Citoyens, Paris triomphera, parce qu'il represente l'idee humaine et parce qu'il represente l'instinct populaire.
L'instinct du peuple est toujours d'accord avec l'ideal de la civilisation.
Paris triomphera, mais a une condition: c'est que vous, moi, nous tous qui sommes ici, nous ne serons qu'une seule ame; c'est que nous ne serons qu'un seul soldat et un seul citoyen, un seul citoyen pour aimer Paris, un seul soldat pour le defendre.
A cette condition, d'une part la republique une, d'autre part le peuple unanime, Paris triomphera.

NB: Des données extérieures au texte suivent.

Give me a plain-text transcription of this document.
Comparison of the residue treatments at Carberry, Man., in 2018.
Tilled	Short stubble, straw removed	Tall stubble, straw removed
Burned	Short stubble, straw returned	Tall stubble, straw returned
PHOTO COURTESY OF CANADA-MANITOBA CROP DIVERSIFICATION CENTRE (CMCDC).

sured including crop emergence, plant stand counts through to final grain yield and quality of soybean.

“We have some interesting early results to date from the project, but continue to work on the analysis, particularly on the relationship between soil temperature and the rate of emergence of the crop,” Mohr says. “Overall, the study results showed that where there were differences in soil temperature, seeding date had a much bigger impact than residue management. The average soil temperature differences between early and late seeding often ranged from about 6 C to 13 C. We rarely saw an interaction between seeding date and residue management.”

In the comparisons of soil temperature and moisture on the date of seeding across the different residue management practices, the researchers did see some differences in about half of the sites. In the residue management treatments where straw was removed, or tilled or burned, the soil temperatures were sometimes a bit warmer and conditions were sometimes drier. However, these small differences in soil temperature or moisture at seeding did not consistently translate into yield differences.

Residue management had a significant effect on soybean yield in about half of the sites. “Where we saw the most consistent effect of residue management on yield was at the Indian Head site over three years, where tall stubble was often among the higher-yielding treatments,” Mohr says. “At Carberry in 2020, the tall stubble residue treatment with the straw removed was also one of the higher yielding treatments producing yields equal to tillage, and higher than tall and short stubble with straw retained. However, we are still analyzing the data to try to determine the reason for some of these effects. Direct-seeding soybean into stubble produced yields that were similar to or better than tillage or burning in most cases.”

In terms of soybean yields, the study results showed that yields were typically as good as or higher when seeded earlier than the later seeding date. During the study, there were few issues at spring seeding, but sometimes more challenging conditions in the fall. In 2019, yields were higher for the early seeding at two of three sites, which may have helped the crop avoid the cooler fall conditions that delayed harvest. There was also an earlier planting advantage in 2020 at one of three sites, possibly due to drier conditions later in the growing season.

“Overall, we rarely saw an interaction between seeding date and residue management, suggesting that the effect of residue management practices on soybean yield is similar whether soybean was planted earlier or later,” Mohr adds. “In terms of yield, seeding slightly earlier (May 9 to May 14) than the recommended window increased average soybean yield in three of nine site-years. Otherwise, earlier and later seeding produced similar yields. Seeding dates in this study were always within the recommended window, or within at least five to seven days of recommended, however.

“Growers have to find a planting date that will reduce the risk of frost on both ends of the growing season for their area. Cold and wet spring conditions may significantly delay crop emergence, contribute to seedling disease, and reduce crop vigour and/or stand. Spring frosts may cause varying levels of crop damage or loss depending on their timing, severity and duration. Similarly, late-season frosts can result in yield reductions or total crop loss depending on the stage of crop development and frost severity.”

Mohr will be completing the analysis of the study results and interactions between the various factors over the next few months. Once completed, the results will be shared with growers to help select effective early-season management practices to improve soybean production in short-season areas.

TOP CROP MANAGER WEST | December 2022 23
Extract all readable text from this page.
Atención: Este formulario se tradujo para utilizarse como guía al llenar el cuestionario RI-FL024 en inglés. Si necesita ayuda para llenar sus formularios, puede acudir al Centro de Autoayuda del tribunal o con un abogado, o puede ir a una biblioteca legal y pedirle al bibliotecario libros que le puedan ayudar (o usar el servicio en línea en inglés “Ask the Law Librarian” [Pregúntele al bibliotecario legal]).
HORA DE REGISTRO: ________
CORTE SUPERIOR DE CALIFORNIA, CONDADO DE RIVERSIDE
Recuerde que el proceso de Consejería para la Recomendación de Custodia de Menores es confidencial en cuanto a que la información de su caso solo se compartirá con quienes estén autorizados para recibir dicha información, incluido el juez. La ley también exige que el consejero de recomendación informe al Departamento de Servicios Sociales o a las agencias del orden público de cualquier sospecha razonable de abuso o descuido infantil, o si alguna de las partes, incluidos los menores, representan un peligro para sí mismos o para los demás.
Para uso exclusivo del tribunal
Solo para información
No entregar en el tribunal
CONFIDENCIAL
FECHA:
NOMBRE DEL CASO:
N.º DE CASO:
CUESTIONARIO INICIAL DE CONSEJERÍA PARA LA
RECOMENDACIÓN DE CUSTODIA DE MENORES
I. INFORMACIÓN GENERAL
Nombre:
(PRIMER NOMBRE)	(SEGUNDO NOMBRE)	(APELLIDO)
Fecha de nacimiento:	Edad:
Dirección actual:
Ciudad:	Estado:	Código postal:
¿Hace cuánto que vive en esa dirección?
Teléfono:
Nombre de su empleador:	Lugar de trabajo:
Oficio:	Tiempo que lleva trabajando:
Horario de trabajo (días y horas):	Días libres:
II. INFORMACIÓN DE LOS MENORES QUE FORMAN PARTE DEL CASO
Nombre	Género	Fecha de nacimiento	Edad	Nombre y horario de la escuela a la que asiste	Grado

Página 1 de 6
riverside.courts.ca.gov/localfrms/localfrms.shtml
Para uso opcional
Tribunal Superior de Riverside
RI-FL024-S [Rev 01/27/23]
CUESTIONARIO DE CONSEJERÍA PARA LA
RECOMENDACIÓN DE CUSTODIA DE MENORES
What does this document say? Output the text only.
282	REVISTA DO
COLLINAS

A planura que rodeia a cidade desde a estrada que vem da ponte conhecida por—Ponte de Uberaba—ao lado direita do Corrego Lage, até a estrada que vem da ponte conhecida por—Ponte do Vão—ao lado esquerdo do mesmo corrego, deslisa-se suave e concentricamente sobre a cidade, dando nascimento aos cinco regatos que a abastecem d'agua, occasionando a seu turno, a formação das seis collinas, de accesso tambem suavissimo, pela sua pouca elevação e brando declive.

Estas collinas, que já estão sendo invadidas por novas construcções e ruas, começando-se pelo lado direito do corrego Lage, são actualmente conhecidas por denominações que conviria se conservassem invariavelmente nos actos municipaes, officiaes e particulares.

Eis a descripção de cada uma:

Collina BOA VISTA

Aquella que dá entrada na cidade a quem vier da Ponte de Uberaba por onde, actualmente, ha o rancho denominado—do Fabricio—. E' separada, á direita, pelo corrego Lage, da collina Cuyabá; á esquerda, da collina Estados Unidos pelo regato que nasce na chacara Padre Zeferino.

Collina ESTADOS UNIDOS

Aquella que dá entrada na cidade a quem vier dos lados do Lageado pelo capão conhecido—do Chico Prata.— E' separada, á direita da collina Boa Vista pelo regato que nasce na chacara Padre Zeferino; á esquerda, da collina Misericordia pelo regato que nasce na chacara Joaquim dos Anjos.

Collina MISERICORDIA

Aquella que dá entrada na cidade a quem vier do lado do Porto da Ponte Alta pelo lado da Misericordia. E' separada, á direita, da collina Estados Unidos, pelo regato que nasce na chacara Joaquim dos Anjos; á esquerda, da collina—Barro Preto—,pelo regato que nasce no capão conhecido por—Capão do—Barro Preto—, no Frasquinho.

Quant a moi, je vous remercie de vos acclamations mais je les rapporte toutes a cette grande angoisse qui remue toutes les entrailles, la patrie en danger.
Je ne vous demande qu'une chose, l'union!
Par l'union, vous vaincrez.
Etouffez toutes les haines, eloignez tous les ressentiments, soyez unis, vous serez invincibles.
Serrons-nous tous autour de la republique en face de l'invasion, et soyons freres. Nous vaincrons.
C'est par la fraternite qu'on sauve la liberte.
Reconduit par le peuple jusqu'a l'avenue Frochot qu'il allait habiter, chez son ami M. Paul Meurice, et rencontrant partout la foule sur son passage, M. Victor Hugo, en arrivant rue de Laval, remercia encore une fois le peuple de Paris et dit:
"Vous me payez en une heure dix-neuf ans d'exil."
II
Cependant, l'armee allemande avancait et menacait. Il semblait qu'il fut temps encore d'elever la voix entre les deux nations. M. Victor Hugo publia, en francais et en allemand, l'appel que voici:
Allemands, celui qui vous parle est un ami.
II y a trois ans, a l'epoque de l'Exposition de 1867, du fond de l'exil, je vous souhaitais la bienvenue dans votre ville.
Quelle ville?
Paris.
Car Paris ne nous appartient pas a nous seuls. Paris est a vous autant qu'a nous. Berlin, Vienne; Dresde, Munich, Stuttgart, sont vos capitales; Paris est votre centre. C'est a Paris que l'on sent vivre l'Europe. Paris est la ville des villes. Paris est la ville des hommes. Il y a eu Athenes, il y a eu Rome, et il y a Paris.